Die »unbefriedigende Honorarfrage« |
Cornelia Dölger |
03.04.2025 15:30 Uhr |
»Müssen Apotheken sich neu erfinden und wenn ja, wie?«, hieß der Vortrag von Apothekenökonom Professor Andreas Kaapke. / © PZ/Alois Müller
Die Zeiten sind schwierig, aber die Zeichen für die Apotheken stehen nicht schlecht, zumindest lassen die Pläne der Arbeitsgruppe Gesundheit, die unlängst bekannt wurden, hoffen, dass sich in der gerade angebrochenen Legislatur endlich beim Fixum etwas tut und es für die Apotheken noch weitere Erleichterungen gibt.

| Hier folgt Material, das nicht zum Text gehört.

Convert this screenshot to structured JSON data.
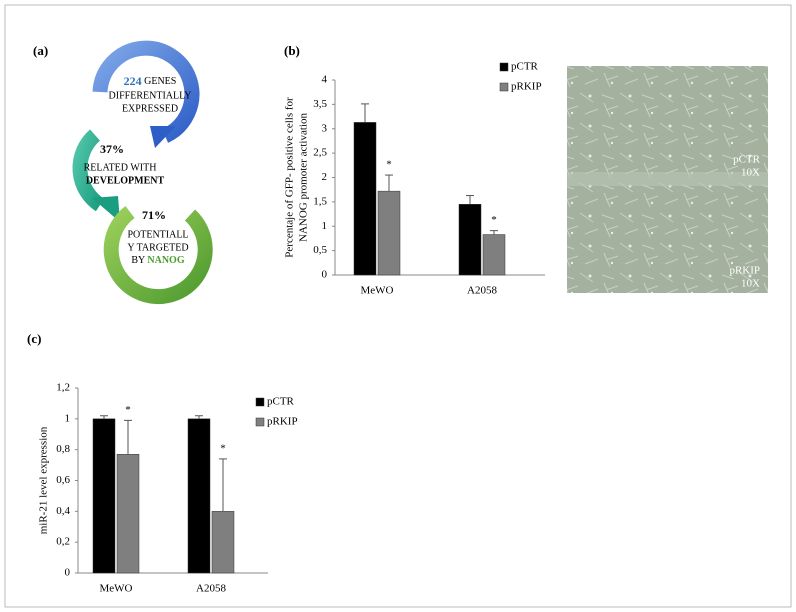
{
  "panel_labels": [
    "(a)",
    "(b)",
    "(c)"
  ],
  "diagram": {
    "steps": [
      {
        "number": "224",
        "lines": [
          "GENES",
          "DIFFERENTIALLY",
          "EXPRESSED"
        ]
      },
      {
        "number": "37%",
        "lines": [
          "RELATED WITH"
        ],
        "keyword": "DEVELOPMENT"
      },
      {
        "number": "71%",
        "lines": [
          "POTENTIALL",
          "Y TARGETED",
          "BY"
        ],
        "keyword": "NANOG"
      }
    ]
  },
  "photo": {
    "labels": [
      [
        "pCTR",
        "10X"
      ],
      [
        "pRKIP",
        "10X"
      ]
    ]
  },
  "chart_data": [
    {
      "type": "bar",
      "ylabel": [
        "Percentaje of GFP- positive cells for",
        "NANOG promoter activation"
      ],
      "categories": [
        "MeWO",
        "A2058"
      ],
      "series": [
        {
          "name": "pCTR",
          "color": "#000000",
          "values": [
            3.13,
            1.45
          ],
          "errors": [
            0.38,
            0.18
          ]
        },
        {
          "name": "pRKIP",
          "color": "#7f7f7f",
          "values": [
            1.72,
            0.83
          ],
          "errors": [
            0.33,
            0.08
          ],
          "significance": [
            "*",
            "*"
          ]
        }
      ],
      "ylim": [
        0,
        4
      ],
      "yticks": [
        0,
        {
          "value": 0.5,
          "label": "0,5"
        },
        1,
        {
          "value": 1.5,
          "label": "1,5"
        },
        2,
        {
          "value": 2.5,
          "label": "2,5"
        },
        3,
        {
          "value": 3.5,
          "label": "3,5"
        },
        4
      ],
      "legend": "upper right"
    },
    {
      "type": "bar",
      "ylabel": [
        "miR-21 level expression"
      ],
      "categories": [
        "MeWO",
        "A2058"
      ],
      "series": [
        {
          "name": "pCTR",
          "color": "#000000",
          "values": [
            1.0,
            1.0
          ],
          "errors": [
            0.02,
            0.02
          ]
        },
        {
          "name": "pRKIP",
          "color": "#7f7f7f",
          "values": [
            0.77,
            0.4
          ],
          "errors": [
            0.22,
            0.34
          ],
          "significance": [
            "*",
            "*"
          ]
        }
      ],
      "ylim": [
        0,
        1.2
      ],
      "yticks": [
        0,
        {
          "value": 0.2,
          "label": "0,2"
        },
        {
          "value": 0.4,
          "label": "0,4"
        },
        {
          "value": 0.6,
          "label": "0,6"
        },
        {
          "value": 0.8,
          "label": "0,8"
        },
        1,
        {
          "value": 1.2,
          "label": "1,2"
        }
      ],
      "legend": "right"
    }
  ]
}
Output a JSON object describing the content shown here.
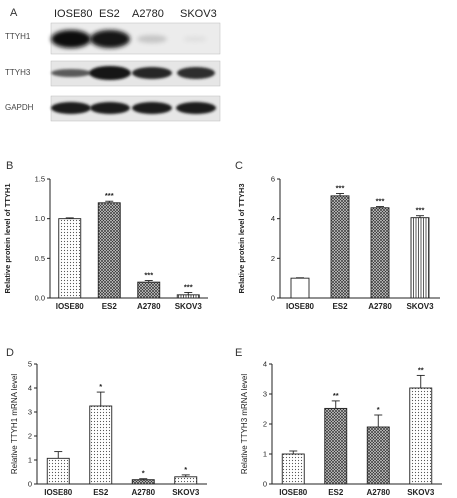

Allzu viel Optimismus zeigte der Apothekenökonom Professor Andreas Kaapke beim PZ-Managementkongress in puncto Honorarerhöhung allerdings nichts. Er glaube nicht, dass sich angesichts der dominierenden Blöcke Wirtschaft, Verteidigung und Migration Apothekenthemen nennenswert im neuen Koalitionspapier wiederfinden werden. »Ich würde mich nicht darauf verlassen.« Gleichwohl bleibe zu hoffen, »dass an der Stelle manches reinkommt«. Derzeit verhandeln die Spitzen von Union und SPD über die Vorschläge der einzelnen Arbeitsgruppen.
»Müssen Apotheken sich neu erfinden und wenn ja, wie?«, hieß Kaapkes Vortrag. Über das Thema hatte der Handelsforscher schon im Januar im PZ-Podcast »PZ Nachgefragt« diskutiert. Klare Antwort: ja, logisch, jeden Tag. Das täten Apotheken zweifelsohne auch, aber auch makroökonomisch gebe es Handlungsbedarf. Über das »Wie?« referierte Kaapke ausführlich.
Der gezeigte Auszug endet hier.